MGMT have already toured new album Little Dark Age once in the UK, around the time of its release earlier this year. Upon the record garnering critical acclaim (something that had eluded the Connecticut duo for some time) however, it was more than necessary to revisit Europe in much bigger venues.
After the staggering success of their debut record, Oracular Spectacular – one of the most youthful and time-proof releases of the 2000’s – MGMT hit a stagnant period of releases, chasing their earlier success with ever more surreal and alienating attempts to recapture former glories. Their most recent LP has undeniably put to group back on the right creative tracks and the sense of youthful optimism has been restored to the air as the audience await the headline act.
“They’re from the Eastern Shores”, announces a booming, pre-recorded voice, ‘Ladies and gentlemen… MGMT!’
Strobe lights and colourful screens on stage are greeted with cheers from an animated crowd and, as the group (featuring three touring members) wave to spectators and commence their set with 2007’s The youth, it is quickly apparent that this is a tour fuelled by celebration, fun and, at the risk of sounding pessimistic; relief.
The second track played is new single ‘When You Die’, which was met with equal enthusiasm – seamlessly fitting into the band’s setlist between older staples.
The set throughout the evening mostly borrowed from the first album and the most recent release, with only very occasional forays into the three lesser-talked about LPs, such as ‘Flash Delirium’ (which has the timeless, crowd-pleasing accolade of featuring on Fifa 2011), and 12-minute Siberian Breaks, from sophomore album, Congratulations. The stage design, which consisted of Roman columns, potted trees and multiple screens projecting ever-more trippy, hallucinogenic videos, were all testaments to the sense of light-hearted enjoyment that the group embody.
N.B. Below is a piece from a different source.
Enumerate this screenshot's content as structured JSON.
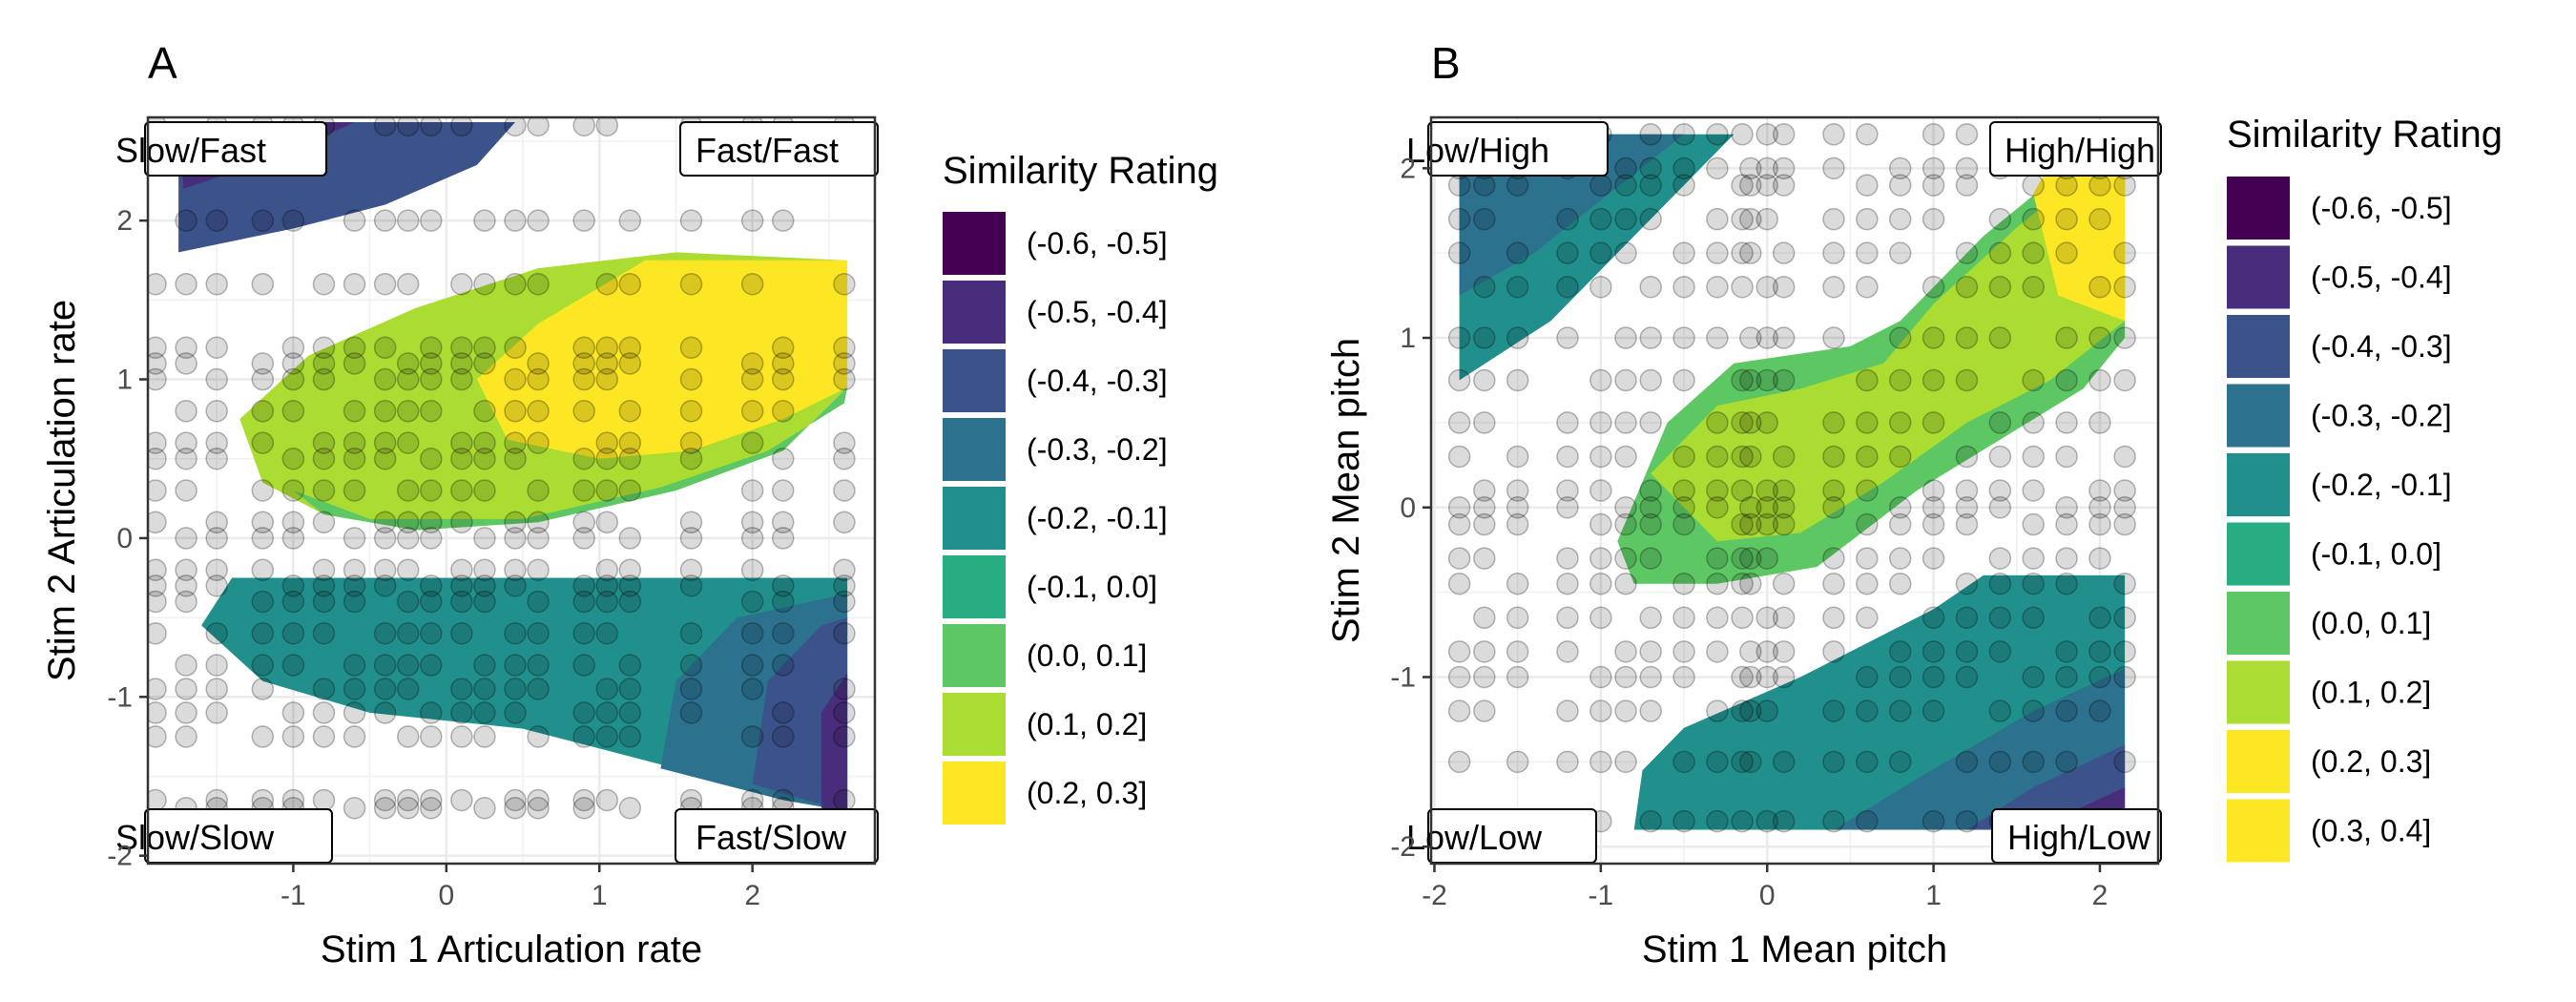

MGMT have an almost inconceivable trio of secret weapons when it comes to curating a live setlist, in their early singles ‘Time to Pretend’, ‘Electric Feel’ and ‘Kids’; any one of which is guaranteed to evoke a positive atmosphere in even the frostiest of concert halls.
Andrew Vanwyngarden is still not the elite, powerful vocalist that you may expect to see gracing the Hammersmith Apollo, but he has the bohemian charm and arsenal of feel-good bops to compensate for this.
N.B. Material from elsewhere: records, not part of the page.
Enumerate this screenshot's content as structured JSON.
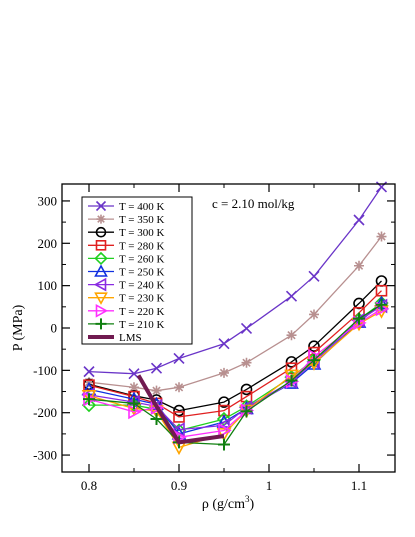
{
  "chart_data": {
    "type": "line",
    "title": "",
    "annotation": "c = 2.10 mol/kg",
    "xlabel": "ρ (g/cm",
    "xlabel_superscript": "3",
    "xlabel_suffix": ")",
    "ylabel": "P (MPa)",
    "xlim": [
      0.77,
      1.14
    ],
    "ylim": [
      -340,
      340
    ],
    "xticks": [
      0.8,
      0.9,
      1.0,
      1.1
    ],
    "xtick_labels": [
      "0.8",
      "0.9",
      "1",
      "1.1"
    ],
    "yticks": [
      -300,
      -200,
      -100,
      0,
      100,
      200,
      300
    ],
    "ytick_labels": [
      "-300",
      "-200",
      "-100",
      "0",
      "100",
      "200",
      "300"
    ],
    "grid": false,
    "legend_position": "top-left",
    "series": [
      {
        "name": "T = 400 K",
        "color": "#6a35c8",
        "marker": "x",
        "x": [
          0.8,
          0.85,
          0.875,
          0.9,
          0.95,
          0.975,
          1.025,
          1.05,
          1.1,
          1.125
        ],
        "y": [
          -103,
          -108,
          -95,
          -72,
          -37,
          -1,
          75,
          122,
          255,
          333
        ]
      },
      {
        "name": "T = 350 K",
        "color": "#b89090",
        "marker": "star",
        "x": [
          0.8,
          0.85,
          0.875,
          0.9,
          0.95,
          0.975,
          1.025,
          1.05,
          1.1,
          1.125
        ],
        "y": [
          -128,
          -140,
          -148,
          -140,
          -106,
          -82,
          -17,
          32,
          147,
          216
        ]
      },
      {
        "name": "T = 300 K",
        "color": "#000000",
        "marker": "circle",
        "x": [
          0.8,
          0.85,
          0.875,
          0.9,
          0.95,
          0.975,
          1.025,
          1.05,
          1.1,
          1.125
        ],
        "y": [
          -133,
          -160,
          -170,
          -195,
          -175,
          -145,
          -80,
          -43,
          58,
          111
        ]
      },
      {
        "name": "T = 280 K",
        "color": "#e02020",
        "marker": "square",
        "x": [
          0.8,
          0.85,
          0.875,
          0.9,
          0.95,
          0.975,
          1.025,
          1.05,
          1.1,
          1.125
        ],
        "y": [
          -135,
          -162,
          -178,
          -210,
          -195,
          -162,
          -95,
          -58,
          36,
          88
        ]
      },
      {
        "name": "T = 260 K",
        "color": "#20d020",
        "marker": "diamond",
        "x": [
          0.8,
          0.85,
          0.875,
          0.9,
          0.95,
          0.975,
          1.025,
          1.05,
          1.1,
          1.125
        ],
        "y": [
          -182,
          -182,
          -192,
          -242,
          -215,
          -185,
          -116,
          -75,
          20,
          59
        ]
      },
      {
        "name": "T = 250 K",
        "color": "#1030e0",
        "marker": "triangle-up",
        "x": [
          0.8,
          0.85,
          0.875,
          0.9,
          0.95,
          0.975,
          1.025,
          1.05,
          1.1,
          1.125
        ],
        "y": [
          -145,
          -168,
          -180,
          -250,
          -222,
          -190,
          -130,
          -85,
          14,
          58
        ]
      },
      {
        "name": "T = 240 K",
        "color": "#8a2be2",
        "marker": "triangle-left",
        "x": [
          0.8,
          0.85,
          0.875,
          0.9,
          0.95,
          0.975,
          1.025,
          1.05,
          1.1,
          1.125
        ],
        "y": [
          -158,
          -175,
          -185,
          -240,
          -230,
          -188,
          -126,
          -80,
          18,
          52
        ]
      },
      {
        "name": "T = 230 K",
        "color": "#ffa500",
        "marker": "triangle-down",
        "x": [
          0.8,
          0.85,
          0.875,
          0.9,
          0.95,
          0.975,
          1.025,
          1.05,
          1.1,
          1.125
        ],
        "y": [
          -160,
          -190,
          -196,
          -282,
          -250,
          -195,
          -112,
          -83,
          10,
          40
        ]
      },
      {
        "name": "T = 220 K",
        "color": "#ff30ff",
        "marker": "triangle-right",
        "x": [
          0.8,
          0.85,
          0.875,
          0.9,
          0.95,
          0.975,
          1.025,
          1.05,
          1.1,
          1.125
        ],
        "y": [
          -168,
          -198,
          -188,
          -258,
          -242,
          -195,
          -126,
          -67,
          12,
          45
        ]
      },
      {
        "name": "T = 210 K",
        "color": "#108010",
        "marker": "plus",
        "x": [
          0.8,
          0.85,
          0.875,
          0.9,
          0.95,
          0.975,
          1.025,
          1.05,
          1.1,
          1.125
        ],
        "y": [
          -168,
          -178,
          -215,
          -270,
          -275,
          -197,
          -124,
          -76,
          22,
          55
        ]
      },
      {
        "name": "LMS",
        "color": "#701a50",
        "marker": "none",
        "linewidth": 4,
        "x": [
          0.855,
          0.875,
          0.9,
          0.95
        ],
        "y": [
          -112,
          -185,
          -270,
          -255
        ]
      }
    ]
  }
}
Bravely, the group returned to the stage for a three-song encore, having already used all three of the cornerstones from the first album and both main singles from Little Dark Age. Vanwyngarden and Ben Goldwasser performed as a duo under the spotlight for stripped-back song When You’re Small, before reincorporating the group for the following tracks.
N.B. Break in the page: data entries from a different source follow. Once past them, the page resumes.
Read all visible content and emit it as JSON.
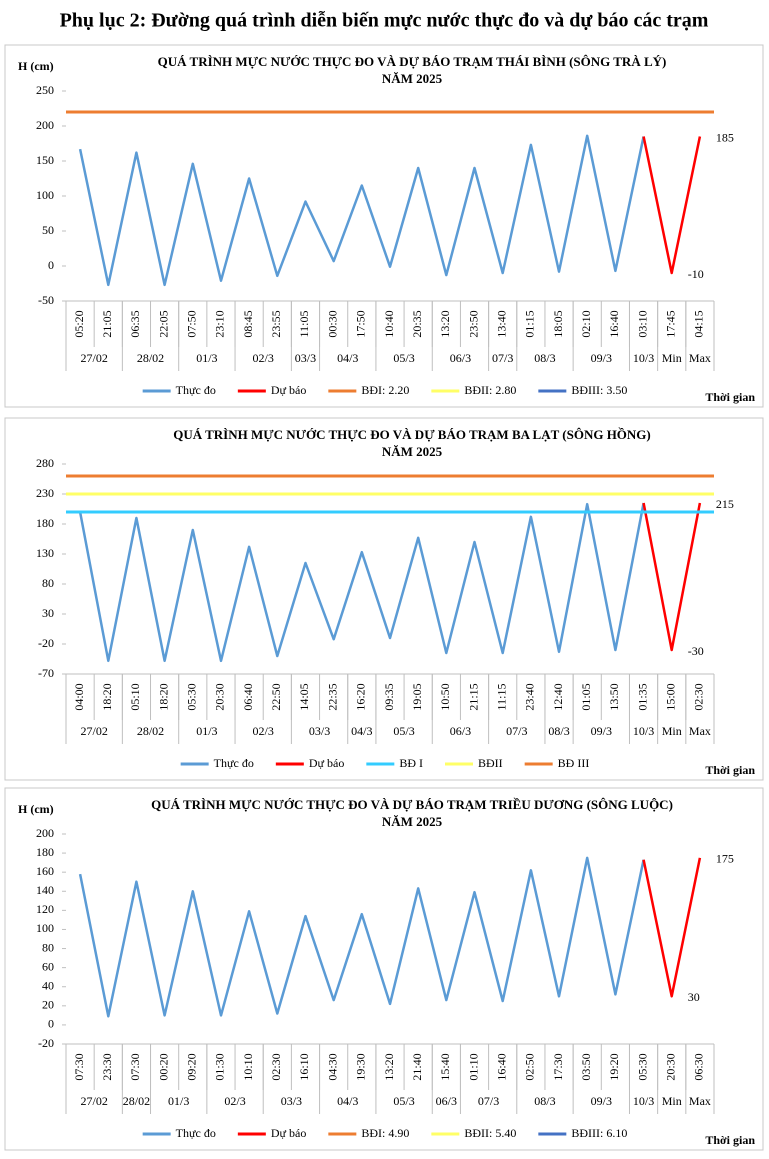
{
  "page_title": "Phụ lục 2: Đường quá trình diễn biến mực nước thực đo và dự báo các trạm",
  "chart_data": [
    {
      "type": "line",
      "title": "QUÁ TRÌNH MỰC NƯỚC THỰC ĐO VÀ DỰ BÁO TRẠM THÁI BÌNH (SÔNG TRÀ LÝ)",
      "subtitle": "NĂM 2025",
      "y_label": "H (cm)",
      "x_label": "Thời gian",
      "categories": [
        "05:20",
        "21:05",
        "06:35",
        "22:05",
        "07:50",
        "23:10",
        "08:45",
        "23:55",
        "11:05",
        "00:30",
        "17:50",
        "10:40",
        "20:35",
        "13:20",
        "23:50",
        "13:40",
        "01:15",
        "18:05",
        "02:10",
        "16:40",
        "03:10",
        "17:45",
        "04:15"
      ],
      "groups": [
        {
          "label": "27/02",
          "size": 2
        },
        {
          "label": "28/02",
          "size": 2
        },
        {
          "label": "01/3",
          "size": 2
        },
        {
          "label": "02/3",
          "size": 2
        },
        {
          "label": "03/3",
          "size": 1
        },
        {
          "label": "04/3",
          "size": 2
        },
        {
          "label": "05/3",
          "size": 2
        },
        {
          "label": "06/3",
          "size": 2
        },
        {
          "label": "07/3",
          "size": 1
        },
        {
          "label": "08/3",
          "size": 2
        },
        {
          "label": "09/3",
          "size": 2
        },
        {
          "label": "10/3",
          "size": 1
        },
        {
          "label": "Min",
          "size": 1
        },
        {
          "label": "Max",
          "size": 1
        }
      ],
      "ylim": [
        -50,
        250
      ],
      "yticks": [
        -50,
        0,
        50,
        100,
        150,
        200,
        250
      ],
      "series": [
        {
          "name": "Thực đo",
          "color": "#5b9bd5",
          "values": [
            167,
            -27,
            162,
            -27,
            146,
            -21,
            125,
            -14,
            92,
            7,
            115,
            -1,
            140,
            -13,
            140,
            -10,
            173,
            -8,
            186,
            -7,
            185,
            null,
            null
          ]
        },
        {
          "name": "Dự báo",
          "color": "#ff0000",
          "values": [
            null,
            null,
            null,
            null,
            null,
            null,
            null,
            null,
            null,
            null,
            null,
            null,
            null,
            null,
            null,
            null,
            null,
            null,
            null,
            null,
            185,
            -10,
            185
          ],
          "value_labels": [
            null,
            null,
            null,
            null,
            null,
            null,
            null,
            null,
            null,
            null,
            null,
            null,
            null,
            null,
            null,
            null,
            null,
            null,
            null,
            null,
            null,
            "-10",
            "185"
          ]
        },
        {
          "name": "BĐI: 2.20",
          "color": "#ed7d31",
          "level": 220
        },
        {
          "name": "BĐII: 2.80",
          "color": "#ffff66"
        },
        {
          "name": "BĐIII: 3.50",
          "color": "#4472c4"
        }
      ]
    },
    {
      "type": "line",
      "title": "QUÁ TRÌNH MỰC NƯỚC THỰC ĐO VÀ DỰ BÁO TRẠM BA LẠT (SÔNG HỒNG)",
      "subtitle": "NĂM 2025",
      "x_label": "Thời gian",
      "categories": [
        "04:00",
        "18:20",
        "05:10",
        "18:20",
        "05:30",
        "20:30",
        "06:40",
        "22:50",
        "14:05",
        "22:35",
        "16:20",
        "09:35",
        "19:05",
        "10:50",
        "21:15",
        "11:15",
        "23:40",
        "12:40",
        "01:05",
        "13:50",
        "01:35",
        "15:00",
        "02:30"
      ],
      "groups": [
        {
          "label": "27/02",
          "size": 2
        },
        {
          "label": "28/02",
          "size": 2
        },
        {
          "label": "01/3",
          "size": 2
        },
        {
          "label": "02/3",
          "size": 2
        },
        {
          "label": "03/3",
          "size": 2
        },
        {
          "label": "04/3",
          "size": 1
        },
        {
          "label": "05/3",
          "size": 2
        },
        {
          "label": "06/3",
          "size": 2
        },
        {
          "label": "07/3",
          "size": 2
        },
        {
          "label": "08/3",
          "size": 1
        },
        {
          "label": "09/3",
          "size": 2
        },
        {
          "label": "10/3",
          "size": 1
        },
        {
          "label": "Min",
          "size": 1
        },
        {
          "label": "Max",
          "size": 1
        }
      ],
      "ylim": [
        -70,
        280
      ],
      "yticks": [
        -70,
        -20,
        30,
        80,
        130,
        180,
        230,
        280
      ],
      "series": [
        {
          "name": "Thực đo",
          "color": "#5b9bd5",
          "values": [
            200,
            -48,
            190,
            -48,
            170,
            -48,
            142,
            -40,
            115,
            -12,
            133,
            -10,
            157,
            -35,
            150,
            -35,
            192,
            -33,
            213,
            -30,
            215,
            null,
            null
          ]
        },
        {
          "name": "Dự báo",
          "color": "#ff0000",
          "values": [
            null,
            null,
            null,
            null,
            null,
            null,
            null,
            null,
            null,
            null,
            null,
            null,
            null,
            null,
            null,
            null,
            null,
            null,
            null,
            null,
            215,
            -30,
            215
          ],
          "value_labels": [
            null,
            null,
            null,
            null,
            null,
            null,
            null,
            null,
            null,
            null,
            null,
            null,
            null,
            null,
            null,
            null,
            null,
            null,
            null,
            null,
            null,
            "-30",
            "215"
          ]
        },
        {
          "name": "BĐ I",
          "color": "#33ccff",
          "level": 200
        },
        {
          "name": "BĐII",
          "color": "#ffff66",
          "level": 230
        },
        {
          "name": "BĐ III",
          "color": "#ed7d31",
          "level": 260
        }
      ]
    },
    {
      "type": "line",
      "title": "QUÁ TRÌNH MỰC NƯỚC THỰC ĐO VÀ DỰ BÁO TRẠM TRIỀU DƯƠNG  (SÔNG LUỘC)",
      "subtitle": "NĂM 2025",
      "y_label": "H (cm)",
      "x_label": "Thời gian",
      "categories": [
        "07:30",
        "23:30",
        "07:30",
        "00:20",
        "09:20",
        "01:30",
        "10:10",
        "02:30",
        "16:10",
        "04:30",
        "19:30",
        "13:20",
        "21:40",
        "15:40",
        "01:10",
        "16:40",
        "02:50",
        "17:30",
        "03:50",
        "19:20",
        "05:30",
        "20:30",
        "06:30"
      ],
      "groups": [
        {
          "label": "27/02",
          "size": 2
        },
        {
          "label": "28/02",
          "size": 1
        },
        {
          "label": "01/3",
          "size": 2
        },
        {
          "label": "02/3",
          "size": 2
        },
        {
          "label": "03/3",
          "size": 2
        },
        {
          "label": "04/3",
          "size": 2
        },
        {
          "label": "05/3",
          "size": 2
        },
        {
          "label": "06/3",
          "size": 1
        },
        {
          "label": "07/3",
          "size": 2
        },
        {
          "label": "08/3",
          "size": 2
        },
        {
          "label": "09/3",
          "size": 2
        },
        {
          "label": "10/3",
          "size": 1
        },
        {
          "label": "Min",
          "size": 1
        },
        {
          "label": "Max",
          "size": 1
        }
      ],
      "ylim": [
        -20,
        200
      ],
      "yticks": [
        -20,
        0,
        20,
        40,
        60,
        80,
        100,
        120,
        140,
        160,
        180,
        200
      ],
      "series": [
        {
          "name": "Thực đo",
          "color": "#5b9bd5",
          "values": [
            158,
            9,
            150,
            10,
            140,
            10,
            119,
            12,
            114,
            26,
            116,
            22,
            143,
            26,
            139,
            25,
            162,
            30,
            175,
            32,
            173,
            null,
            null
          ]
        },
        {
          "name": "Dự báo",
          "color": "#ff0000",
          "values": [
            null,
            null,
            null,
            null,
            null,
            null,
            null,
            null,
            null,
            null,
            null,
            null,
            null,
            null,
            null,
            null,
            null,
            null,
            null,
            null,
            173,
            30,
            175
          ],
          "value_labels": [
            null,
            null,
            null,
            null,
            null,
            null,
            null,
            null,
            null,
            null,
            null,
            null,
            null,
            null,
            null,
            null,
            null,
            null,
            null,
            null,
            null,
            "30",
            "175"
          ]
        },
        {
          "name": "BĐI: 4.90",
          "color": "#ed7d31"
        },
        {
          "name": "BĐII: 5.40",
          "color": "#ffff66"
        },
        {
          "name": "BĐIII: 6.10",
          "color": "#4472c4"
        }
      ]
    }
  ]
}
It was admirable to return to the stage post-Kids, as if to make a stand that the show doesn’t still climax with a decade-old hit, but a poor choice of encore songs made for an anti-climactic end to an evening that had offered so many climaxes throughout the set.
It is reassuring, nonetheless, that this was the performance of a group who have recaptured a child-like spark that made a whole generation of music fans fall in love with Bohemian indie bops.